Yoga Workout From Home
Yoga is one of the most ancient disciplines and has probably been around for millennia. Despite its long existence and history, it has only recently gained global acceptance and recognition as one of the best health routines ever. Yoga is the ultimate workout routine for any health buff as it focuses not just on the physical, but on spiritual and mental health as well. It is a wholesome discipline that takes into account the bigger picture. It does not ignore the importance of mental health and peace when addressing physical needs, which is why meditation techniques are such a prominent part of most yoga disciplines. Similarly it also satisfies the spiritual needs of many in its quest for enlightenment and higher learning.
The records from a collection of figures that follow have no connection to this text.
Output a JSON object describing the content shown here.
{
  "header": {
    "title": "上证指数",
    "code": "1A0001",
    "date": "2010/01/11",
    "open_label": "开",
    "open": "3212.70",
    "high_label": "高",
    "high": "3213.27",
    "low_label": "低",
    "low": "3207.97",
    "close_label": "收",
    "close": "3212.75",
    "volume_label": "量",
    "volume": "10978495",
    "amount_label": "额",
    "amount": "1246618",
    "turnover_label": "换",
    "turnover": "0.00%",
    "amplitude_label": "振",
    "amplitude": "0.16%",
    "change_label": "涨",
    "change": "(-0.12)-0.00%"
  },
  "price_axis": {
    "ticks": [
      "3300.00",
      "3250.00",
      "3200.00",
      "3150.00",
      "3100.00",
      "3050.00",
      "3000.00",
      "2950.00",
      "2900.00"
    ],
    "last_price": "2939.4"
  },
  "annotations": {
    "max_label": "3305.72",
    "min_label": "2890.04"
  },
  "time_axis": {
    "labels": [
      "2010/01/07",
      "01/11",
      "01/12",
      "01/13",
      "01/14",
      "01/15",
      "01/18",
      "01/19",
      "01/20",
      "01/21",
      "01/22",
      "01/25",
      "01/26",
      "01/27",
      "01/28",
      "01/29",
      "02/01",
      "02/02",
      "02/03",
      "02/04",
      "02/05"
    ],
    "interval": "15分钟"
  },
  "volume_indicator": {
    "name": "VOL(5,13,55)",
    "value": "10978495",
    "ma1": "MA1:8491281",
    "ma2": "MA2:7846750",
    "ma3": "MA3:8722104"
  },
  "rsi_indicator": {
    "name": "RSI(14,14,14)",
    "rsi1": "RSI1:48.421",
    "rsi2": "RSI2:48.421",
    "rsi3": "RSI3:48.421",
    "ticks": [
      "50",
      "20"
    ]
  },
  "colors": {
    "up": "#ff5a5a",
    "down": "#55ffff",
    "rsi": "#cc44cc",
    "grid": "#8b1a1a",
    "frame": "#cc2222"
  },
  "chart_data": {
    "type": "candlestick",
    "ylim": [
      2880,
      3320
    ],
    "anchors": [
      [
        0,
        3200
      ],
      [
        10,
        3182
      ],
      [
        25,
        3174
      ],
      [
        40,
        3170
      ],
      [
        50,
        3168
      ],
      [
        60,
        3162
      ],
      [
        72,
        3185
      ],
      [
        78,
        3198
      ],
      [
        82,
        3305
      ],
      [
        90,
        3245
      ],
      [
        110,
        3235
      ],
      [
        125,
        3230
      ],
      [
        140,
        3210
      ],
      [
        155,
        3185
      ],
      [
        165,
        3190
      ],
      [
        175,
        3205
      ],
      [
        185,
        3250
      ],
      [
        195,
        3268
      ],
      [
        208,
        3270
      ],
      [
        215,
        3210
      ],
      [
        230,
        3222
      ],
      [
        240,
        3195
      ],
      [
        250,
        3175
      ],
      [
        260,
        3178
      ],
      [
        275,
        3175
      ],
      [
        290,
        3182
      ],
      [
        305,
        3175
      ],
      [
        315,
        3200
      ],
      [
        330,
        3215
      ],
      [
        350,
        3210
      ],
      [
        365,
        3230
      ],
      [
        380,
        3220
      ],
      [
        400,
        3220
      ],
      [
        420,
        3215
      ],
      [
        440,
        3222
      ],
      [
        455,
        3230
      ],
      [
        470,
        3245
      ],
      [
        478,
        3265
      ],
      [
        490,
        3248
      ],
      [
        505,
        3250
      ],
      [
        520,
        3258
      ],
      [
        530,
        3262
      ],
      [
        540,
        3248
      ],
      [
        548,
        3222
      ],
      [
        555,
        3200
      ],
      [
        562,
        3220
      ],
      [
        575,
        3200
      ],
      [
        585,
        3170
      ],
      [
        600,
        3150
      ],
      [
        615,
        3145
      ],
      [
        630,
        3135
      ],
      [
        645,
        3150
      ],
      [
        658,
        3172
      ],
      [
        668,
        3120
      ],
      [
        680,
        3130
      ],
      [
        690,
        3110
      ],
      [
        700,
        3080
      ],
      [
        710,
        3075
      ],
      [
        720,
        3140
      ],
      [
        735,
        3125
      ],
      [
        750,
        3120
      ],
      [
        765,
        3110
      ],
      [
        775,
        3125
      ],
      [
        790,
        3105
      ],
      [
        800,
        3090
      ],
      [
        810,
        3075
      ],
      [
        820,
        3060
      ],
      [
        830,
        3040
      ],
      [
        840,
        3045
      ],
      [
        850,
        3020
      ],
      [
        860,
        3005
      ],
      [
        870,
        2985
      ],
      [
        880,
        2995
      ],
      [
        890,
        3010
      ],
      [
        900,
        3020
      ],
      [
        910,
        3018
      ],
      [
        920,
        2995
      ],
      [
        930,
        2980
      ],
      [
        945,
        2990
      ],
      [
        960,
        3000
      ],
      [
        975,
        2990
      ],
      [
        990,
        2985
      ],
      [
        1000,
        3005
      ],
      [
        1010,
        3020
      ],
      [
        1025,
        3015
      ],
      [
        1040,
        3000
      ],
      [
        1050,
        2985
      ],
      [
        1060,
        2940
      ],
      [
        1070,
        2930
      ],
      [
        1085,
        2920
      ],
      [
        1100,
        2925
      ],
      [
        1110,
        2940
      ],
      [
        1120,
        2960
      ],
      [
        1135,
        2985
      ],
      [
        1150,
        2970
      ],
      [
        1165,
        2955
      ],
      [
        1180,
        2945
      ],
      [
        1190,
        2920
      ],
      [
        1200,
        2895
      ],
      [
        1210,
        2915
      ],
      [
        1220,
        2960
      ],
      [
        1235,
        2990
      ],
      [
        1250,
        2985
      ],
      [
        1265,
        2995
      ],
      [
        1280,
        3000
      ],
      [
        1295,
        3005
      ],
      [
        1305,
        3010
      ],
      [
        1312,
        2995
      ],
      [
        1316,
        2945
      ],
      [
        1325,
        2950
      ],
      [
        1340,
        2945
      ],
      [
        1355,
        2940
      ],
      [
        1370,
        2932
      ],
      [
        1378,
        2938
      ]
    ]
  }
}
It would be hard for me to recommend any specific yoga routine or discipline for you as I have no available information about your age, levels of fitness, weight, gender, health conditions or personality and interests. Picking out the right form of yoga for you will also depend on your objectives and what exactly you are looking for out of the routine. Yoga is however one of the most effective and simple ways to stay in shape and healthy without having to leave the comfort of your home. To find out which form of yoga is best suited for you will need to consult with a trainer for advice, based on your requirements and state of health.
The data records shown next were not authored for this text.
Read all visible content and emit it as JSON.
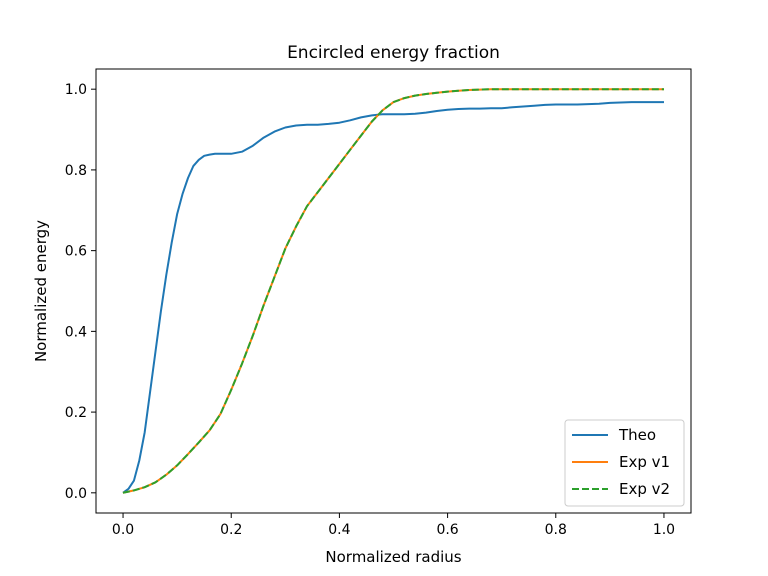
{
  "chart_data": {
    "type": "line",
    "title": "Encircled energy fraction",
    "xlabel": "Normalized radius",
    "ylabel": "Normalized energy",
    "xlim": [
      -0.05,
      1.05
    ],
    "ylim": [
      -0.05,
      1.05
    ],
    "xticks": [
      0.0,
      0.2,
      0.4,
      0.6,
      0.8,
      1.0
    ],
    "xtick_labels": [
      "0.0",
      "0.2",
      "0.4",
      "0.6",
      "0.8",
      "1.0"
    ],
    "yticks": [
      0.0,
      0.2,
      0.4,
      0.6,
      0.8,
      1.0
    ],
    "ytick_labels": [
      "0.0",
      "0.2",
      "0.4",
      "0.6",
      "0.8",
      "1.0"
    ],
    "grid": false,
    "legend": "lower-right",
    "series": [
      {
        "name": "Theo",
        "color": "#1f77b4",
        "style": "solid",
        "x": [
          0.0,
          0.01,
          0.02,
          0.03,
          0.04,
          0.05,
          0.06,
          0.07,
          0.08,
          0.09,
          0.1,
          0.11,
          0.12,
          0.13,
          0.14,
          0.15,
          0.16,
          0.17,
          0.18,
          0.19,
          0.2,
          0.22,
          0.24,
          0.26,
          0.28,
          0.3,
          0.32,
          0.34,
          0.36,
          0.38,
          0.4,
          0.42,
          0.44,
          0.46,
          0.48,
          0.5,
          0.52,
          0.54,
          0.56,
          0.58,
          0.6,
          0.62,
          0.64,
          0.66,
          0.68,
          0.7,
          0.72,
          0.74,
          0.76,
          0.78,
          0.8,
          0.82,
          0.84,
          0.86,
          0.88,
          0.9,
          0.92,
          0.94,
          0.96,
          0.98,
          1.0
        ],
        "y": [
          0.0,
          0.01,
          0.03,
          0.08,
          0.15,
          0.25,
          0.35,
          0.45,
          0.54,
          0.62,
          0.69,
          0.74,
          0.78,
          0.81,
          0.825,
          0.835,
          0.838,
          0.84,
          0.84,
          0.84,
          0.84,
          0.845,
          0.86,
          0.88,
          0.895,
          0.905,
          0.91,
          0.912,
          0.912,
          0.914,
          0.917,
          0.923,
          0.93,
          0.935,
          0.938,
          0.938,
          0.938,
          0.939,
          0.942,
          0.946,
          0.949,
          0.951,
          0.952,
          0.952,
          0.953,
          0.953,
          0.955,
          0.957,
          0.959,
          0.961,
          0.962,
          0.962,
          0.962,
          0.963,
          0.964,
          0.966,
          0.967,
          0.968,
          0.968,
          0.968,
          0.968
        ]
      },
      {
        "name": "Exp v1",
        "color": "#ff7f0e",
        "style": "solid",
        "x": [
          0.0,
          0.02,
          0.04,
          0.06,
          0.08,
          0.1,
          0.12,
          0.14,
          0.16,
          0.18,
          0.2,
          0.22,
          0.24,
          0.26,
          0.28,
          0.3,
          0.32,
          0.34,
          0.36,
          0.38,
          0.4,
          0.42,
          0.44,
          0.46,
          0.48,
          0.5,
          0.52,
          0.54,
          0.56,
          0.58,
          0.6,
          0.62,
          0.64,
          0.66,
          0.68,
          0.7,
          0.75,
          0.8,
          0.85,
          0.9,
          0.95,
          1.0
        ],
        "y": [
          0.0,
          0.006,
          0.014,
          0.026,
          0.045,
          0.068,
          0.096,
          0.125,
          0.155,
          0.195,
          0.255,
          0.32,
          0.39,
          0.465,
          0.535,
          0.605,
          0.66,
          0.71,
          0.745,
          0.78,
          0.815,
          0.85,
          0.885,
          0.92,
          0.948,
          0.968,
          0.978,
          0.984,
          0.988,
          0.991,
          0.994,
          0.996,
          0.998,
          0.999,
          1.0,
          1.0,
          1.0,
          1.0,
          1.0,
          1.0,
          1.0,
          1.0
        ]
      },
      {
        "name": "Exp v2",
        "color": "#2ca02c",
        "style": "dashed",
        "x": [
          0.0,
          0.02,
          0.04,
          0.06,
          0.08,
          0.1,
          0.12,
          0.14,
          0.16,
          0.18,
          0.2,
          0.22,
          0.24,
          0.26,
          0.28,
          0.3,
          0.32,
          0.34,
          0.36,
          0.38,
          0.4,
          0.42,
          0.44,
          0.46,
          0.48,
          0.5,
          0.52,
          0.54,
          0.56,
          0.58,
          0.6,
          0.62,
          0.64,
          0.66,
          0.68,
          0.7,
          0.75,
          0.8,
          0.85,
          0.9,
          0.95,
          1.0
        ],
        "y": [
          0.0,
          0.006,
          0.014,
          0.026,
          0.045,
          0.068,
          0.096,
          0.125,
          0.155,
          0.195,
          0.255,
          0.32,
          0.39,
          0.465,
          0.535,
          0.605,
          0.66,
          0.71,
          0.745,
          0.78,
          0.815,
          0.85,
          0.885,
          0.92,
          0.948,
          0.968,
          0.978,
          0.984,
          0.988,
          0.991,
          0.994,
          0.996,
          0.998,
          0.999,
          1.0,
          1.0,
          1.0,
          1.0,
          1.0,
          1.0,
          1.0,
          1.0
        ]
      }
    ]
  }
}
In the meantime here are some of the common postures employed by the various disciplines of yoga. Do not attempt any of the poses or asanas however without first consulting a yoga trainer as some of them are not recommended in the presence of specific health conditions and poorly executed poses can in fact do a lot more damage to your health.
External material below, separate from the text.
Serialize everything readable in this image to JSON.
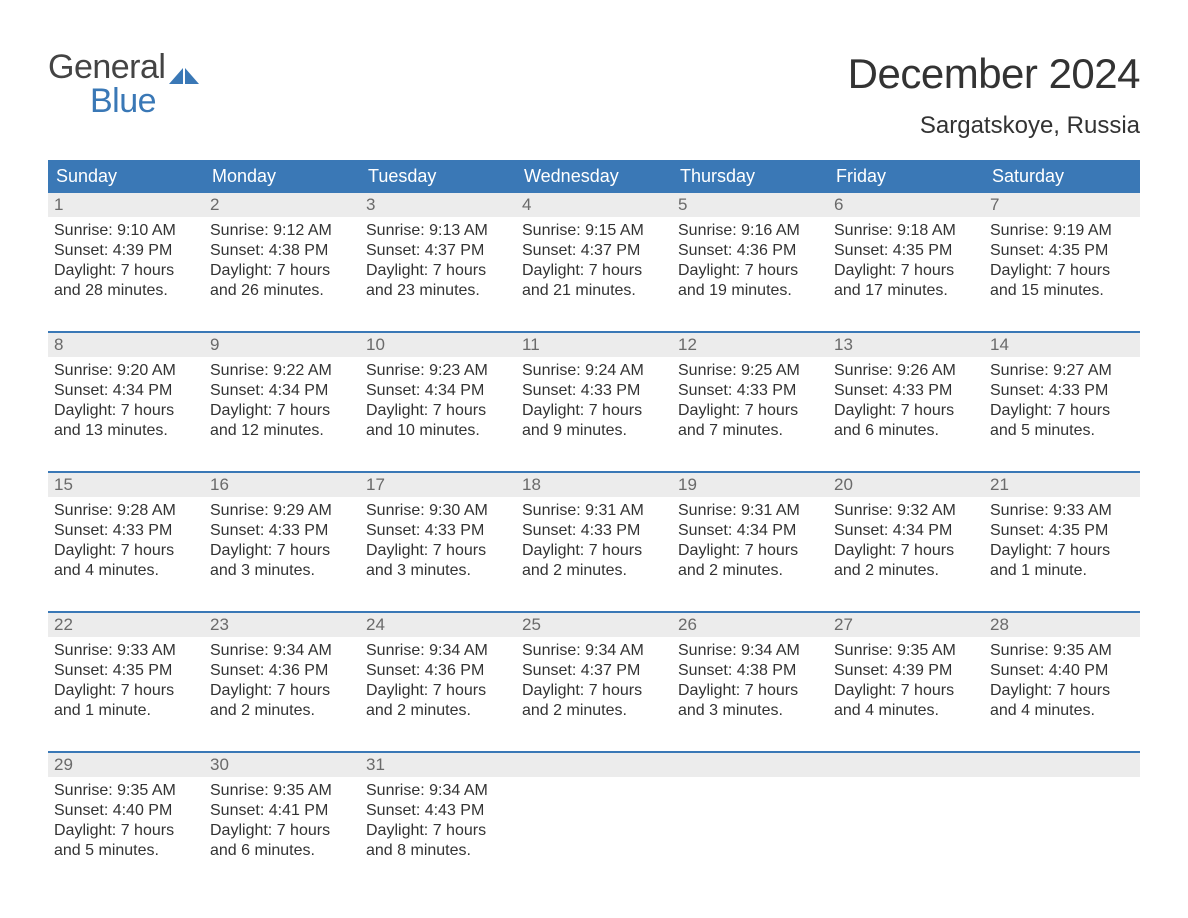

- Poses or asanas in the seated posture generally lay a lot more stress on pranayama or breathing techniques. The practitioner sits erect in a cross legged position and makes an effort to control the diaphragm through breathing techniques.
- Yoga poses practiced while standing focus on the improvement of flexibility. They also improve spinal alignments. These are again done in combination with breathing techniques.
- Supine positions strengthen and stretch the spinal column.
- Belly down postures focus on strengthening of the upper body and the abs.
- Balancing positions are good for the improvement of flexibility. They strengthen the abdominal and back muscles.
- Twisting positions stretch or extend the body and give you greater flexibility and spinal strength.